Lausanne, Suisse, 27 avril 2020.

Ouverture des salons de coiffure enfin ! Cela fait des siècles que nous avons été assignés à résidence. Le temps s’est suspendu. Les oiseaux chantent trop fort. Mes cheveux sont aussi longs que ceux de Pocahontas.

Derrière l’écran, assise sur une chaise inconfortable de la cuisine en leggings à fleurs et sweat à capuche, j’ai assisté à l’extension capillaire de mes collègues. On se moque les uns des autres. Nous sommes hirsutes.

Suisse, Allemagne, Angleterre. J’ai fait connaissance à l’insu de mon plein gré, avec les enfants, les conjoints, les chiens et les chats. A travers l’écran, j’ai pénétré dans leur intimité. Est-ce que je me serais passée de cette incursion dans leur sphère privée ? Certainement.

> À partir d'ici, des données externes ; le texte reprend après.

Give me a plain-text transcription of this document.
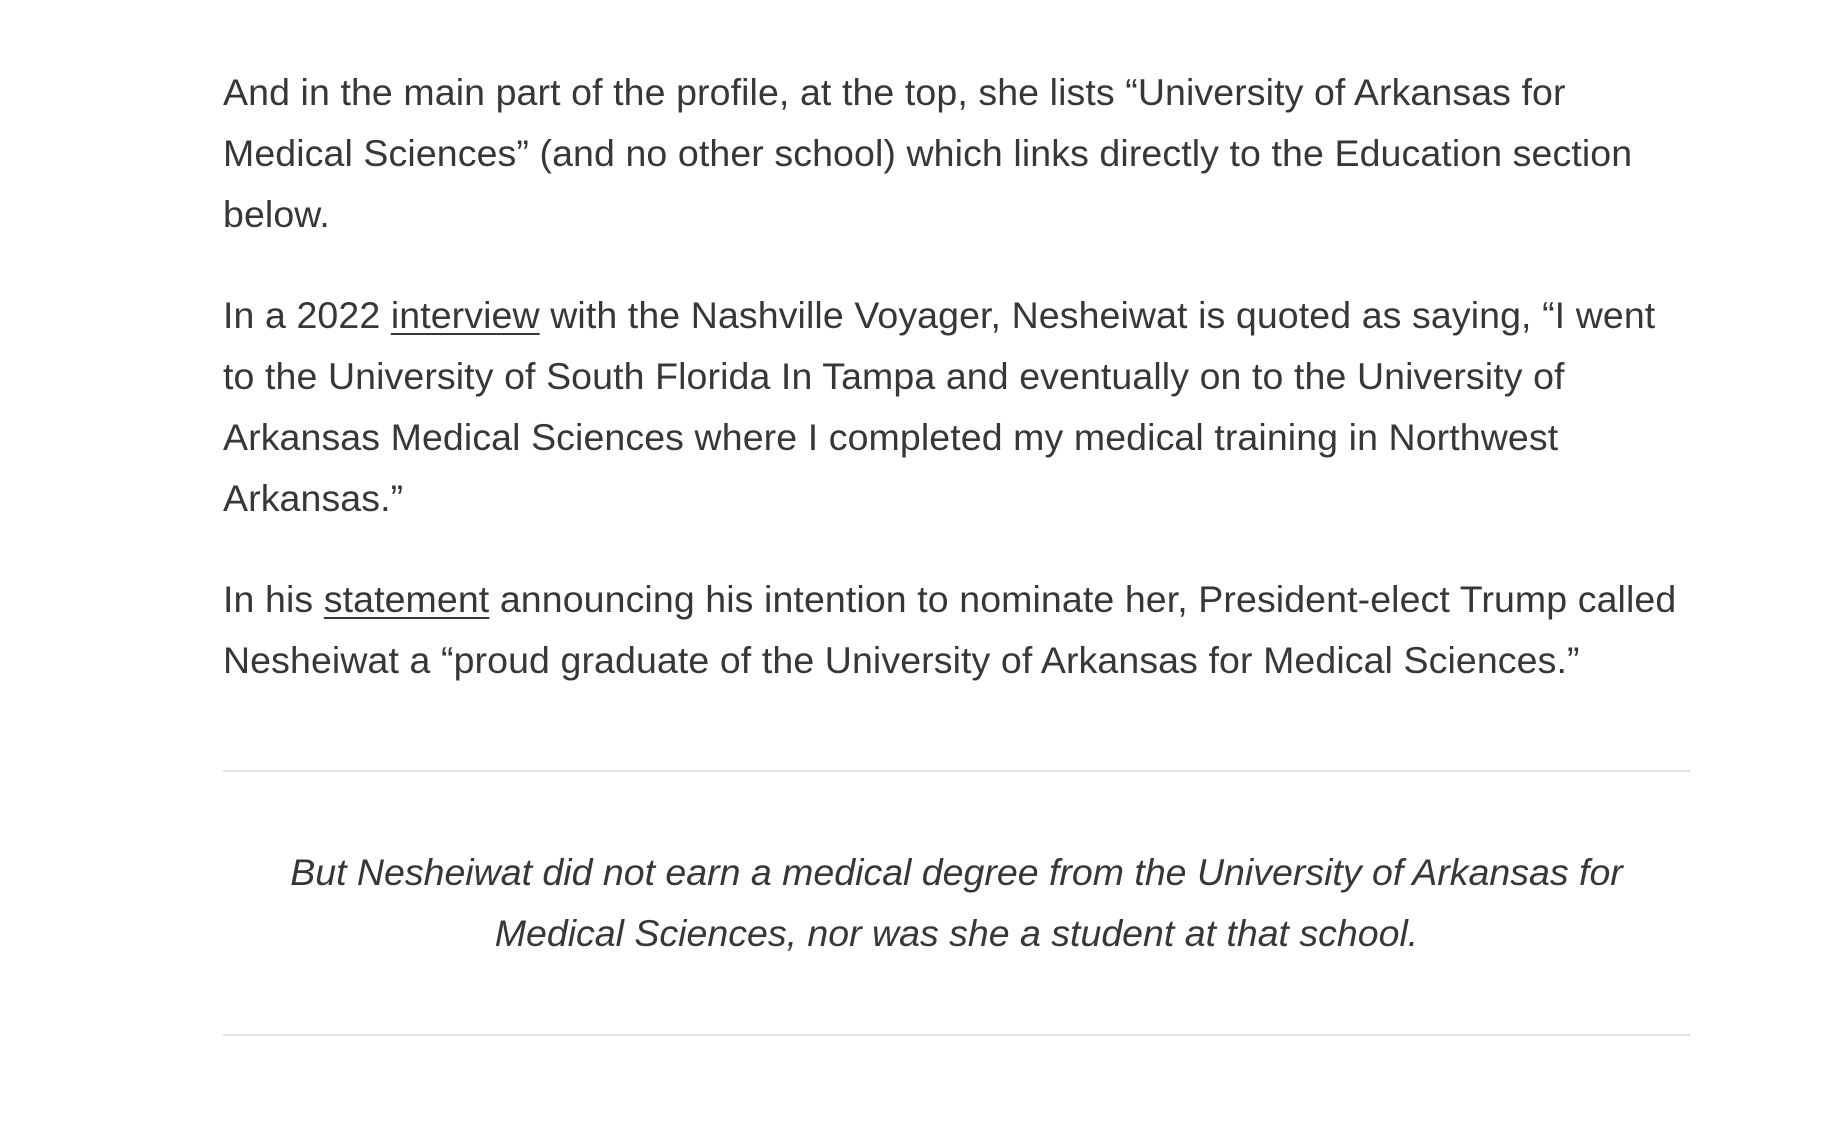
And in the main part of the profile, at the top, she lists “University of Arkansas for Medical Sciences” (and no other school) which links directly to the Education section below.

In a 2022 interview with the Nashville Voyager, Nesheiwat is quoted as saying, “I went to the University of South Florida In Tampa and eventually on to the University of Arkansas Medical Sciences where I completed my medical training in Northwest Arkansas.”

In his statement announcing his intention to nominate her, President-elect Trump called Nesheiwat a “proud graduate of the University of Arkansas for Medical Sciences.”

But Nesheiwat did not earn a medical degree from the University of Arkansas for Medical Sciences, nor was she a student at that school.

En revanche, cela les a rendus humains presque trop humains. Les premières semaines de chaos, lorsque le Conseil Fédéral suisse a décidé de fermer entreprises, commerces, écoles et crèches. J’ai vu les larmes au coin des yeux des mamans. Leurs bouches tordues par l’angoisse. On leur ouvrait les portes de l’enfer domestique.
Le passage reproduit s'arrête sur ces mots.